La rottura della fune trainante della funivia del Mottarone, per cause ancora da accertare, ha fatto sì che la cabina numero 3 in prossimità della stazione finale di Mottarone, “invece di arrestarsi sospesa alla fune portante come avrebbe dovuto fare, se fossero stati rimossi i forchettoni rossi cosiddetti blocca freni, iniziava a scivolare all’indietro, scendendo a folle velocità verso valle, in direzione Stresa, località Alpini e, dopo aver raggiunto il pilone numero 3 della tratta Alpino-Mottarone, si sganciava dalla fune portante, schiacciandosi a terra e rotolando a valle sul pendio fortemente scosceso, fino a quando impattava contro un albero”.
Un incidente che ha comportato la “morte immediata sul posto per politraumatismo contusivo-fratturativo con emorragia” di 13 turisti a bordo, il piccolo Mattia di 6 anni è morto alle 19.15 di domenica 23 maggio all’ospedale Regina Margherita di Torino dove è ricoverato l’unico sopravvissuto della tragedia. E uno dei passaggi del decreto di fermo emesso nei confronti di tre indagati dalla procura di Verbania.

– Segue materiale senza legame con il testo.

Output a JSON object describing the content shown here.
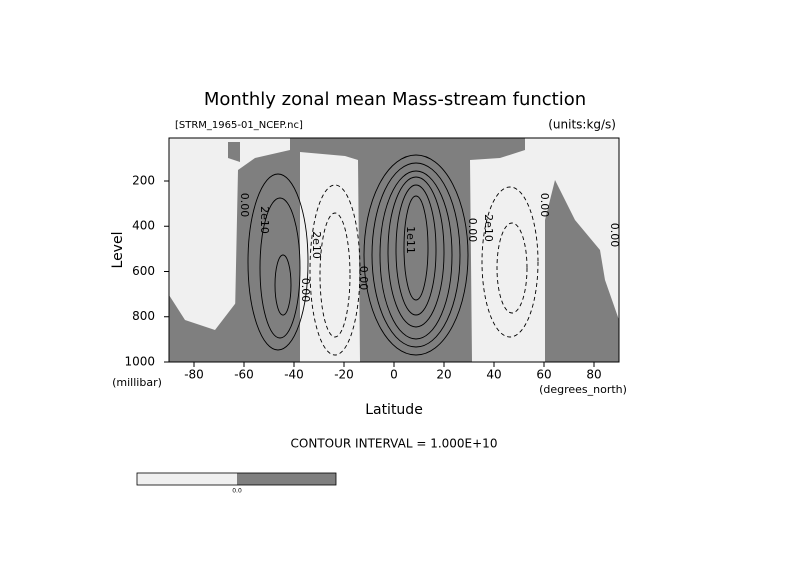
{
  "chart_data": {
    "type": "contour",
    "title": "Monthly zonal mean Mass-stream function",
    "subtitle_left": "[STRM_1965-01_NCEP.nc]",
    "subtitle_right": "(units:kg/s)",
    "x_label": "Latitude",
    "x_units": "(degrees_north)",
    "y_label": "Level",
    "y_units": "(millibar)",
    "xlim": [
      -90,
      90
    ],
    "xticks": [
      -80,
      -60,
      -40,
      -20,
      0,
      20,
      40,
      60,
      80
    ],
    "ylim": [
      1000,
      10
    ],
    "yticks": [
      200,
      400,
      600,
      800,
      1000
    ],
    "contour_interval": "CONTOUR INTERVAL = 1.000E+10",
    "contour_labels": [
      "0.00",
      "2e10",
      "2e10",
      "0.00",
      "0.00",
      "1e11",
      "0.00",
      "2e10",
      "0.00",
      "0.00"
    ],
    "colorbar_label": "0.0",
    "colors": {
      "negative": "#f0f0f0",
      "positive": "#7f7f7f"
    }
  }
}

E ancora: la “condotta sconsiderata” di Luigi Nerini gestore della funivia del Mottarone, Gabriele Tadini caposervizio responsabile dell’impianto ed Enrico Pericchio ingegnere e consulente esterno tutti in stato di fermo in carcere a Verbania, “ha determinato” la morte di 14 persone e lesioni gravissime di un bambino di 5 anni che “comporteranno in caso di accertato riconoscimento della relativa responsabilità penale l’irrogazione di una elevatissima sanzione detentiva”.
Il provvedimento di fermo si basa sul pericolo di fuga, possibilità che la procura ritiene possibile “in considerazione dell’eccezionale clamore anche internazionale per la sua intrinseca drammaticità, che diverrà sicuramente ancora più accentuato al disvelarsi delle cause del disastro”. Per gli inquirenti, dunque, la decisione di far aprire le porte del carcere si rende necessario perché “sussiste il pericolo concreto e prevedibilmente prossimo della volontà degli indagati di sottrarsi elle conseguenze processuali e giudiziarie delle condotte contestate”, si spiega nel fermo di indiziato di delitto.
“Tadini bloccava freni con avallo Perocchi e Nerini”
Gabriele Tadini “ha ammesso di aver deliberatamente e ripetutamente inserito i dispositivi blocca freni (forchettoni) durante il normale servizio di trasporto passeggeri, in tal modo disattivando il sistema frenante di emergenza destinato a entrare in funzione ed arrestare la corsa della cabina della funivia in caso di pericolo ed in particolare di improvvisa rottura della fune trainante”, si legge ancora uno dei passaggi del decreto di fermo.
Una scelta che ha come fine quello di “ovviare ai problemi da tempo manifestatisi al regolare funzionamento del sistema frenante; condotta di cui erano stati ripetutamente informati tanto il Perocchi quanto il Nerini, che avvallavano tale scelta e non si attivavano per consentire i necessari interventi di manutenzione che avrebbero richiesto il temporaneo fermo dell’impianto, con conseguenti ripercussioni di carattere economico”. Luigi Nerini l’amministratore unico delle Ferrovie del Mottarone che gestisce l’impianto della funivia, Gabriele Tadini caposervizio responsabile dell’impianto ed Enrico Pericchio ingegnere e consulente esterno sono in stato di fermo con l’accusa di omicidio colposo plurimo, lesioni gravissime e omissioni di cautele.
Leitner si costituirà parte civile
Leitner si costituirà parte civile nel procedimento giudiziario sulla tragedia accaduta domenica sulla funivia Stresa-Mottarone e gli eventuali risarcimenti saranno devoluti alle famiglie delle vittime. Lo annuncia una nota dell’azienda.
“La manomissione degli impianti di sicurezza che ha portato alla tragica morte di 14 persone – commenta Anton Seeber, presidente di Leitner – è un atto gravissimo. L’utilizzo dei cosiddetti forchettoni è espressamente vietato con persone a bordo. Da oltre 75 anni impianti a fune prodotti dalla nostra società – continua Seeber – trasportano ogni giorno milioni di persone in tutto il mondo: la sicurezza è sempre stata al primo posto in ogni nostra attività, una prassi che ha consolidato il trasporto a fune come tra i mezzi di trasporto più sicuri”.
“Per tutelare l’immagine dell’azienda, dei suoi collaboratori e di tutto il settore abbiamo perciò deciso che ci costituiremo parte civile nel procedimento contro i responsabili che verranno individuati dalla magistratura. Eventuali risarcimenti verranno devoluti alle famiglie delle vittime di questa tragedia”, aggiunge Seeber.